R.J. Reynolds made money, millions, in fact, but he kept his down-home humility, apparently, while helping his family and friends prosper with him. Reportedly, he paid and treated his workers, both white and black, better than most industrialists of the early 20th century. With some of that money, one of R. J.’s daughters, Nancy Susan, had the family home place restored in 1970 and, eventually, donated the house and some 700 acres of land to Virginia Tech. Most likely built by enslaved African Americans in the late 1840s, the restored home became a national historic landmark in the 1970s. Known now as the Reynolds Homestead, Virginia Tech operates the site as a modern educational-cultural center and an impressive forestry research station while tours of the historic home are available through the summer months into early fall– all funded in large part by “tobacco money” from Nancy Susan Reynolds’ endowment.
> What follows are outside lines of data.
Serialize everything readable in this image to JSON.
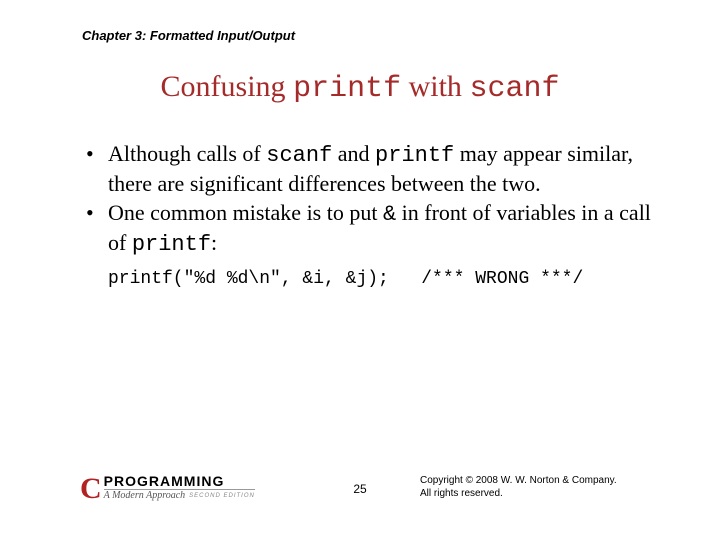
{
  "header": {
    "chapter": "Chapter 3: Formatted Input/Output"
  },
  "title": {
    "pre": "Confusing ",
    "code1": "printf",
    "mid": " with ",
    "code2": "scanf"
  },
  "bullets": [
    {
      "t0": "Although calls of ",
      "c0": "scanf",
      "t1": " and ",
      "c1": "printf",
      "t2": " may appear similar, there are significant differences between the two."
    },
    {
      "t0": "One common mistake is to put ",
      "c0": "&",
      "t1": " in front of variables in a call of ",
      "c1": "printf",
      "t2": ":"
    }
  ],
  "code": "printf(\"%d %d\\n\", &i, &j);   /*** WRONG ***/",
  "footer": {
    "logo_c": "C",
    "logo_prog": "PROGRAMMING",
    "logo_sub": "A Modern Approach",
    "logo_ed": "SECOND EDITION",
    "page": "25",
    "copyright_l1": "Copyright © 2008 W. W. Norton & Company.",
    "copyright_l2": "All rights reserved."
  },
  "colors": {
    "title": "#a52a2a",
    "logo_c": "#b22222",
    "background": "#ffffff",
    "text": "#000000"
  }
}
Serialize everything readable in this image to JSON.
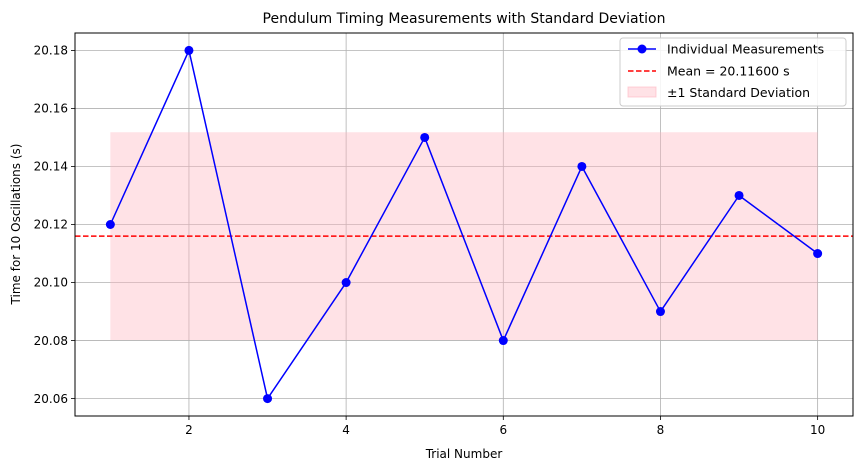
{
  "chart_data": {
    "type": "line",
    "title": "Pendulum Timing Measurements with Standard Deviation",
    "xlabel": "Trial Number",
    "ylabel": "Time for 10 Oscillations (s)",
    "xlim": [
      0.55,
      10.45
    ],
    "ylim": [
      20.054,
      20.186
    ],
    "xticks": [
      2,
      4,
      6,
      8,
      10
    ],
    "yticks": [
      20.06,
      20.08,
      20.1,
      20.12,
      20.14,
      20.16,
      20.18
    ],
    "ytick_labels": [
      "20.06",
      "20.08",
      "20.10",
      "20.12",
      "20.14",
      "20.16",
      "20.18"
    ],
    "grid": true,
    "legend_position": "top-right",
    "series": [
      {
        "name": "Individual Measurements",
        "kind": "line-marker",
        "color": "#0000ff",
        "x": [
          1,
          2,
          3,
          4,
          5,
          6,
          7,
          8,
          9,
          10
        ],
        "values": [
          20.12,
          20.18,
          20.06,
          20.1,
          20.15,
          20.08,
          20.14,
          20.09,
          20.13,
          20.11
        ]
      },
      {
        "name": "Mean = 20.11600 s",
        "kind": "hline",
        "color": "#ff0000",
        "value": 20.116
      },
      {
        "name": "±1 Standard Deviation",
        "kind": "band",
        "color": "#ffb6c1",
        "x_range": [
          1,
          10
        ],
        "lower": 20.0802,
        "upper": 20.1518
      }
    ]
  }
}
These days, fields of tobacco are somewhat rare, but those old log barns where famers camped out on late summer nights to watch over the curing fires still haunt many back roads of old Patrick. With health concerns and restrictions on advertising and tobacco use, it is no longer that reliable a cash crop that so many of those same farmers used to help their families make ends meet. Tobacco’s legacy abides, however - not all good, but not all bad either. Those big, green, sticky leaves turned” golden” upon being cured and turned into “gold” in another form when sold. Yes, tobacco provided many folks with a livelihood in Patrick County in years past while contributing to the growth and development of the area along with of much of the South.